The induction of sister-chromatid exchange (SCE) by triethylene melamine (TEM), a known animal carcinogen, was investigated in an in vivo exposure/in vitro culture murine lymphocyte assay. Dose-related increases in SCE were observed in B6D2F1 mice following a single i.p. injection of 0.5, 1 or 2 mg/kg TEM. SCE frequencies remained elevated over baseline levels at 24 h post exposure. It is hoped that studies of this nature can determine whether the in vivo/in vitro murine lymphocyte SCE assay is useful for predicting the carcinogenic potential of an agent.

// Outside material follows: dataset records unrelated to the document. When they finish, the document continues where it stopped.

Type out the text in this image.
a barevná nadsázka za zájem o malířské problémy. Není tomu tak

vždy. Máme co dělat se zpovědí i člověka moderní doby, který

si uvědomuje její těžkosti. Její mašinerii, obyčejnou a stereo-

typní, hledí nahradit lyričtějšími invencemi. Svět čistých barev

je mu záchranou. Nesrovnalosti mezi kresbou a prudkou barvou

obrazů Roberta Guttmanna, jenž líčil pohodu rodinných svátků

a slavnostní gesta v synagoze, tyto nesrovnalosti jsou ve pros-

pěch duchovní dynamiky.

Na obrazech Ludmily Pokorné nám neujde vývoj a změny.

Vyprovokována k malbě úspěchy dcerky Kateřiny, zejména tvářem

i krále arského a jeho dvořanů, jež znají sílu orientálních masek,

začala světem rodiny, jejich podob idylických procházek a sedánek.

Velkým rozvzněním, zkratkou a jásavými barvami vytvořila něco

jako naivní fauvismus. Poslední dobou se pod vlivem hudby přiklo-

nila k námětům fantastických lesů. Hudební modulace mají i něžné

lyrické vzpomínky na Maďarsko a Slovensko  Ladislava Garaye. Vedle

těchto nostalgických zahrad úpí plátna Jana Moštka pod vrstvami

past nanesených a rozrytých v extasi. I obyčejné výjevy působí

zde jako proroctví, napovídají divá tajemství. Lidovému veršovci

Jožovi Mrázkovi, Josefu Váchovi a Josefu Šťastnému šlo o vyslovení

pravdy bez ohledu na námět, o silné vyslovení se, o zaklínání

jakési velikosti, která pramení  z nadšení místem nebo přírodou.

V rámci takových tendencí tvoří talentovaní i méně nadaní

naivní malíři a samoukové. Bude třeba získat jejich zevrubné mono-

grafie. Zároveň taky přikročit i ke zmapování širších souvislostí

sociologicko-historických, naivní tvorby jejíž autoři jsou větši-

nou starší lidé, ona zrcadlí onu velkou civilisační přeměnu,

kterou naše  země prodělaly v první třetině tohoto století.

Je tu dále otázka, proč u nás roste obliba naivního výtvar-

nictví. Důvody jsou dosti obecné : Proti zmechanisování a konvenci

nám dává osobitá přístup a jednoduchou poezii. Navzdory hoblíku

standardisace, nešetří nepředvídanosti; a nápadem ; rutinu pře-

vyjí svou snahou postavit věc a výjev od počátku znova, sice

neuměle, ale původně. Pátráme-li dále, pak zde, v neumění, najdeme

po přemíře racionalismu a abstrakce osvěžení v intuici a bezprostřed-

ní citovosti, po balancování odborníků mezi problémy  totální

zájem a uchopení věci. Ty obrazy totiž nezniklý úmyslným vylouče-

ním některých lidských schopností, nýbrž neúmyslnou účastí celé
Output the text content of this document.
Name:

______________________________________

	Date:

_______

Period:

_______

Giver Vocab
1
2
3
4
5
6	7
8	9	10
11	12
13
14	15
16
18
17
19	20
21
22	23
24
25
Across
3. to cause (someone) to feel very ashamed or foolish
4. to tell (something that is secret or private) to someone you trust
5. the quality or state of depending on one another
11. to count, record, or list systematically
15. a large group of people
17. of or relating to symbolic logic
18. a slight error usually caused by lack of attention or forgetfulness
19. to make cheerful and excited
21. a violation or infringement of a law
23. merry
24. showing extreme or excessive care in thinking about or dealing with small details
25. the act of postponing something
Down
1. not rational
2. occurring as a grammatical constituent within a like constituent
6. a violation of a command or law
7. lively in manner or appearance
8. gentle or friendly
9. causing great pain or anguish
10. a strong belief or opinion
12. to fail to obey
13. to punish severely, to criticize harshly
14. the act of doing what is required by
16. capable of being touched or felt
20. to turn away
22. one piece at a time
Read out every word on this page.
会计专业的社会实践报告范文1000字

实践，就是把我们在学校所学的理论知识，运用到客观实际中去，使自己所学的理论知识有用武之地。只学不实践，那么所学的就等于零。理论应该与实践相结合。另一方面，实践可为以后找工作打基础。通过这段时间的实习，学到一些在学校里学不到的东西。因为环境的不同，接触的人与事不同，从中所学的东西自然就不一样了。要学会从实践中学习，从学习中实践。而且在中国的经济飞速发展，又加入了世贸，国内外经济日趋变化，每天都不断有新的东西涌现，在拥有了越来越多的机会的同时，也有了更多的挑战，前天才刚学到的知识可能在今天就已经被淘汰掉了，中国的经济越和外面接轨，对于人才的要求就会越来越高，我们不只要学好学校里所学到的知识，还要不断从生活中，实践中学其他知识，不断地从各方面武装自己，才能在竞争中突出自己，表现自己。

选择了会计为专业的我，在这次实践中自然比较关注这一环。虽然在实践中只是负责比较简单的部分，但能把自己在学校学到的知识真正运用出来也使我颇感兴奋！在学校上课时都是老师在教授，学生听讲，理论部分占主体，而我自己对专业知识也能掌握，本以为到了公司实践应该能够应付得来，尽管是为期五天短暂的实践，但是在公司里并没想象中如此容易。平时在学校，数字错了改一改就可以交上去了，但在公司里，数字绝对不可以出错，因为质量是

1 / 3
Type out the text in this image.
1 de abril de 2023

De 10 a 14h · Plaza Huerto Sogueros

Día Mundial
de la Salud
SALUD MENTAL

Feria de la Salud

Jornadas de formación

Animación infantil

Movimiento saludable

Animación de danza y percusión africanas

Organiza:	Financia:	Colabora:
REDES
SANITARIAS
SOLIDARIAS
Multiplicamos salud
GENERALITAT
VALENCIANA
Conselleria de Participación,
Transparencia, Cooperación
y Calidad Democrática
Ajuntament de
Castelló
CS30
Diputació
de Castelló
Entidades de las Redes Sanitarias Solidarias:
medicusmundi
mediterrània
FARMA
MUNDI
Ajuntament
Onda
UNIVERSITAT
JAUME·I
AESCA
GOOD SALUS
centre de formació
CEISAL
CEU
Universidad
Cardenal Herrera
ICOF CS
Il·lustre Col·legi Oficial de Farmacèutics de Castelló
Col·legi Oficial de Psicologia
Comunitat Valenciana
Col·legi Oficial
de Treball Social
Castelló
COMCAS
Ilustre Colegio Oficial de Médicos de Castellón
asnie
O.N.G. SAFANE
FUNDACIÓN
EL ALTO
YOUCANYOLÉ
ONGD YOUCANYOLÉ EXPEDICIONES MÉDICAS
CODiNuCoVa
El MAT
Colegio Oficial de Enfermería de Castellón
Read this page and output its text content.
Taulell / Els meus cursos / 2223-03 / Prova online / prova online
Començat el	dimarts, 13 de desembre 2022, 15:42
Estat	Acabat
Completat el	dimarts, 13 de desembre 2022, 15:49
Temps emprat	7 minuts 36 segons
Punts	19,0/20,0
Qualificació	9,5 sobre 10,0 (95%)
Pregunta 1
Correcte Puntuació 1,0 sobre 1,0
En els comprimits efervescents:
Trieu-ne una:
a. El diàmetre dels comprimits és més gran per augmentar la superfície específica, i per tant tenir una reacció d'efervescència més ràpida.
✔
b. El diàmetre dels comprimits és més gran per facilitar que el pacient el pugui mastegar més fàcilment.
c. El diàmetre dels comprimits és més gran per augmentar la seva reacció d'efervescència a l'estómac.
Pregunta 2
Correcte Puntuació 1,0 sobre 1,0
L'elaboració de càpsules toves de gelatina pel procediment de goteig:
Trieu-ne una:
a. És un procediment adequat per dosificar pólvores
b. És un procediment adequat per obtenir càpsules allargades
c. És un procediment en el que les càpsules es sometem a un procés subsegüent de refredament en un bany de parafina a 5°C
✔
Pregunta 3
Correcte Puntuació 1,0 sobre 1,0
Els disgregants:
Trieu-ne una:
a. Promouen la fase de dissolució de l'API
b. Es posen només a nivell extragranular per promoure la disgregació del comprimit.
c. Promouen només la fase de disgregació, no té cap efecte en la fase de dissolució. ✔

Initiating carcinogen, triethylenemelamine, induces micronuclei in skin target cells.

Keratinocytes from mouse skin were cultured for a short period in vitro following single or multiple treatments at low dose levels in vivo with the known chromosome-damaging agent triethylenemelamine (TEM). The chemical was applied to the skin of HRA/Skh hairless mice at concentrations corresponding to those reported to initiate cancer in initiation-promotion assays. A significant dose-related depression in keratinocyte cell recovery occurred over the dose range 0.3-1 mg TEM/mouse (single or multiple treatments). Under the same conditions, a dose-related induction of micronuclei was observed using the cytokinesis-block method with cytochalasin B. A similar frequency of micronuclei was detected in binucleate cells from mice treated with single or multiple applications of TEM. Mice held for 12-48 h post-treatment, before removal of skin for in vitro culture, yielded highest micronuclei frequencies. These results indicate that the same target cell population, skin keratinocytes, can be used to investigate both genotoxicity and carcinogenesis, and that micronucleus induction in these cells may be a sensitive signal of skin cancer initiation.